Open hasn0life opened 1 year ago
This is documented a bit in the Language reference under semicolon:
http://www.ulisp.com/show?3L#semicolon
A comment line turns off echo so that by starting a long listing with a comment, it can safely be pasted in to the Arduino IDE's Serial Monitor without overflowing the serial buffer. Echo is turned back on automatically after a one second delay if there is no activity on the serial input.
Without it, uLisp echoes the listings to the serial monitor, and that caused the serial input to miss characters.
I'm not sure why I've left it out of the T-Deck firmware - perhaps it should go back in. Have you noticed any benefit from putting it back? If so, I'll add it to the next release.
Now that I know what it does I can say that there is benefit to it, because what kept happening to me was that the t deck would stop printing to the serial monitor and never start again, and I thought it was hanging or crashing. That explains why I thought it was more stable after I fixed it. So yea, either remove the flag entirely or add the code to clear it again
That's odd - I haven't had that problem, but I agree the fix is definitely worth having.
If you want to see what the failure mode looks like enter something that sets the flag.
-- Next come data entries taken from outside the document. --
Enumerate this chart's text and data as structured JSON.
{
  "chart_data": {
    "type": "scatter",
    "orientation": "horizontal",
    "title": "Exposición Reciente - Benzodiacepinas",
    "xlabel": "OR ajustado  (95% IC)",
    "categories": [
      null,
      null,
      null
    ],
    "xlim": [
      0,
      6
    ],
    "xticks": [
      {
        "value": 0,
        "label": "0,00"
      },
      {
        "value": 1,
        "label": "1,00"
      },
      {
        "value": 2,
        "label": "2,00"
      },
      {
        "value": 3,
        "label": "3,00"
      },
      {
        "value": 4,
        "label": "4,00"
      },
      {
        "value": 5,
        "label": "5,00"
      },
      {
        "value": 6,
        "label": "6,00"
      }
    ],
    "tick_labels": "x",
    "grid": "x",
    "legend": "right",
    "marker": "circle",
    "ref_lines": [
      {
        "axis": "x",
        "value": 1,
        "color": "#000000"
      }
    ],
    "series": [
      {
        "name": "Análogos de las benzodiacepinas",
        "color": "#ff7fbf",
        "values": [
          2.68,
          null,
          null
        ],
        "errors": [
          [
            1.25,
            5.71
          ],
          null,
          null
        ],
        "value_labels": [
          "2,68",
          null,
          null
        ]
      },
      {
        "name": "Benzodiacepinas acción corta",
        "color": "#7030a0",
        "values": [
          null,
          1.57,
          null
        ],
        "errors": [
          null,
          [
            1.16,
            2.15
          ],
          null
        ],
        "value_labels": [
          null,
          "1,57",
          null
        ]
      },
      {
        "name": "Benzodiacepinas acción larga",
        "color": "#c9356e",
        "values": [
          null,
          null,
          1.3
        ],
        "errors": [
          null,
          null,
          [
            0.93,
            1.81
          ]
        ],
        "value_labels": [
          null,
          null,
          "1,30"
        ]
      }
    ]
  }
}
It's pretty subtle cause it looks like it hangs, like I said.
Yes, I see that now, thanks. I'll issue an update for it.
I'd also like to solve the problem that input you enter in the Serial Monitor isn't reflected on the T-deck screen, although the output is. Don't you agree that the two should mirror each other?
PS Have you managed to get the Lisp Editor working OK?
I agree they should mirror each other but its not a huge concern for me as far as usability goes. My work flow isn't impacted by it but it would be nice.
I have managed to get the Lisp editor working and it's very nice. I will write a post on the forum (instead of here) with some suggestions, though I don't think they're very substantial right now.
I noticed that the NOECHO flag gets set and never gets cleared. I'm not sure what it does so I'm not sure where it should be cleared. Can you explain what it does and also possibly clear it if it's necessary? I did something like
to try to match what the other implementations are doing, but I don't know if that's right.